Congratulations on the Approval of IND! The Clinical Rial of Project WGI-0301 by Haichang Biotech has been Officially Approved by the US FDA

                                                    

Congratulations on the approval of IND! The clinical trial of project WGI-0301 (AKT-1 antisense nucleic acid LNP for the treatment of liver cancer) by Haichang Biotech has been officially approved by the US FDA

On December 30, 2021, the IND application for project WGI-0301, a category 1.1 innovative nucleic acid drug independently developed by Zhejiang Haichang Biotech Co., Ltd., was approved by the US FDA (IND:145841), and the project officially entered the clinical trial stage.

     WGI-0301 is a new-generation antisense AKT-1 inhibitor encapsulated using QTsome^TM nucleic acid delivery technology. The target of AKT-1 acts on PI3K/AKT/mTOR signaling pathway, playing a key role in cancer cell proliferation, survival, angiogenesis, metastasis and development of drug resistance, and it is overexpressed in various cancers, including hepatic cancer, renal cancer, breast cancer, colorectal cancer, gastric cancer and pancreatic cancer.

With highly selected specificity and the absence of susceptibility to drug resistance, WGI-0301 effectively addressed the key challenges such as low efficiency in the intracellular uptake of nucleic acid and underachieved targeting ability by using the QTsome^TM nucleic acid delivery technology under global-wise intellectual property protection, and thus satisfactorily meets the needs in the treatment of hepatic cancer.

Dr. Zhao Xiaobin, president of Haichang Biotech:

     We were so delighted to see the IND for WGI-0301 was finally approved by the US FDA after our strenuous input in its R&D over the past four years, and it represents a major milestone in the R&D front of innovative nucleic acid drugs of Haichang Biotech. The research team of Haichang will continue to pursue its original intentions by stepping up its efforts and investment in the field of innovative nucleic acid drugs, pushing forward with the clinical studies on relevant pharmaceutical products in an optimized manner and consistently transform more technical reserve into high-quality products that can meet the clinical needs, so as to benefit more patients and making its share of contribution to the health of the human kind.

      The clinical enrollment for WGI-0301 project was initiated at locations including the MD Anderson Cancer Center in America in the first quarter of 2022, with a view to investigating and exploring the safety and tolerability of WGI-0301 as a monotherapy in patients with solid tumors and obtaining the preliminary pharmacokinetics (PK) and pharmacodynamics (PD) data. The Phase II clinical trial is planned to be conducted concurrently in both China and America, enrolling patients with hepatic cancer as its main subject population, with a view to exploring the safety, tolerability and efficacy when it is used in combination with standard-of-care (SOC) therapies such as PD-1 and Sorafenib.

About AKT-1

      AKT inhibitors have been an extensively pursued target under development in recent years. Quite a number of drug varieties worldwide have been developed using this as a target, but are mainly small-molecule chemotherapeutics. Capivasertib (AZD5363) developed by AstraZeneca for the treatment of breast cancer and Ipatasertib developed by Roche for the treatment of prostate cancer are currently under Phase III clinical trial, already showing significant efficacy and huge market potential. AKT-1 is one of the three members of the serine/threonine protein kinase family. The AKT family has three members, i.e., AKT1/PKBα, AKT2/PKBβ, and AKT3/PKBγ. And these proteins can all be phosphorylated by phosphoinositide 3- kinase (PI3K).

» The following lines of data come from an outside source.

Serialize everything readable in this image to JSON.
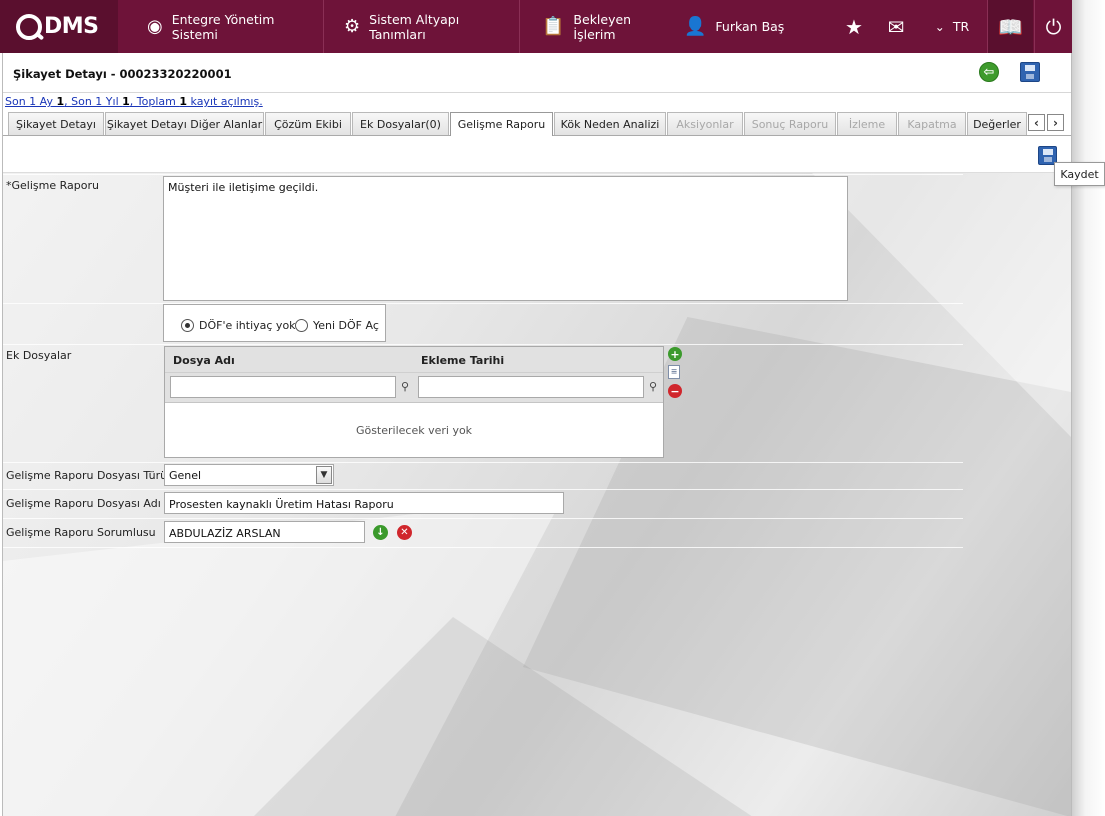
{
  "topbar": {
    "logo_text": "DMS",
    "nav": [
      {
        "label": "Entegre Yönetim Sistemi"
      },
      {
        "label": "Sistem Altyapı Tanımları"
      },
      {
        "label": "Bekleyen İşlerim"
      },
      {
        "label": "Furkan Baş"
      }
    ],
    "language": "TR"
  },
  "header": {
    "title": "Şikayet Detayı - 00023320220001",
    "recent_prefix": "Son 1 Ay ",
    "recent_month_count": "1",
    "recent_middle": ", Son 1 Yıl ",
    "recent_year_count": "1",
    "recent_total_label": ", Toplam ",
    "recent_total_count": "1",
    "recent_suffix": " kayıt açılmış."
  },
  "tabs": [
    {
      "label": "Şikayet Detayı",
      "state": "normal"
    },
    {
      "label": "Şikayet Detayı Diğer Alanlar",
      "state": "normal"
    },
    {
      "label": "Çözüm Ekibi",
      "state": "normal"
    },
    {
      "label": "Ek Dosyalar(0)",
      "state": "normal"
    },
    {
      "label": "Gelişme Raporu",
      "state": "active"
    },
    {
      "label": "Kök Neden Analizi",
      "state": "normal"
    },
    {
      "label": "Aksiyonlar",
      "state": "disabled"
    },
    {
      "label": "Sonuç Raporu",
      "state": "disabled"
    },
    {
      "label": "İzleme",
      "state": "disabled"
    },
    {
      "label": "Kapatma",
      "state": "disabled"
    },
    {
      "label": "Değerler",
      "state": "normal"
    }
  ],
  "tooltip": "Kaydet",
  "form": {
    "report_label": "*Gelişme Raporu",
    "report_text": "Müşteri ile iletişime geçildi.",
    "radio_options": [
      {
        "label": "DÖF'e ihtiyaç yok",
        "checked": true
      },
      {
        "label": "Yeni DÖF Aç",
        "checked": false
      }
    ],
    "attachments_label": "Ek Dosyalar",
    "attachments_columns": [
      "Dosya Adı",
      "Ekleme Tarihi"
    ],
    "attachments_empty": "Gösterilecek veri yok",
    "file_type_label": "Gelişme Raporu Dosyası Türü",
    "file_type_value": "Genel",
    "file_name_label": "Gelişme Raporu Dosyası Adı",
    "file_name_value": "Prosesten kaynaklı Üretim Hatası Raporu",
    "owner_label": "Gelişme Raporu Sorumlusu",
    "owner_value": "ABDULAZİZ ARSLAN"
  },
  "colors": {
    "brand": "#6e1339",
    "success": "#3b9a2c",
    "danger": "#d0262c",
    "save": "#2f63b0"
  }
}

    AKT/PI3K functions as a key component to various signaling pathways involving the binding of membrane-bound ligands, such as receptor tyrosine kinase, G protein-coupled receptor, and integrin-linked kinase. Thus, these AKT proteins regulate a variety of cellular functions, including cell proliferation, survival, metabolism, and angiogenesis, in both normal and malignant cells. Following the phosphorylation of phosphatidylinositol-4,5- bisphosphate (PIP2) by PI3K, AKT protein is recruited onto the cell membrane by phosphatidylinositol-3,4,5- triphosphate (PIP3). Phosphorylation of threonine residue 308 and serine residue 473 is then fully activated and phosphorylation of other residues also occurs.

    PI3K/AKT signaling pathway is crucially vital for the survival of tumor cells. Survival factor can inhibit apoptosis in a transcription-independent manner by activating AKT-1, which phosphorylates AKT-1 to inactivate the components necessary for the mechanism of apoptosis. The AKT protein is also involved in mammalian mTOR signaling pathways that control the assembly of eukaryotic translation initiation factor 4F(eIF4E) complexes; in addition to responding to extracellular signals from growth factors and cytokines by this pathway, in many cancers, mutation in this gene is associated with a variety of cancers and tissue overgrowth, including Proteus syndrome and Cowden syndrome, as well as breast cancer, colorectal cancer, and ovarian cancer.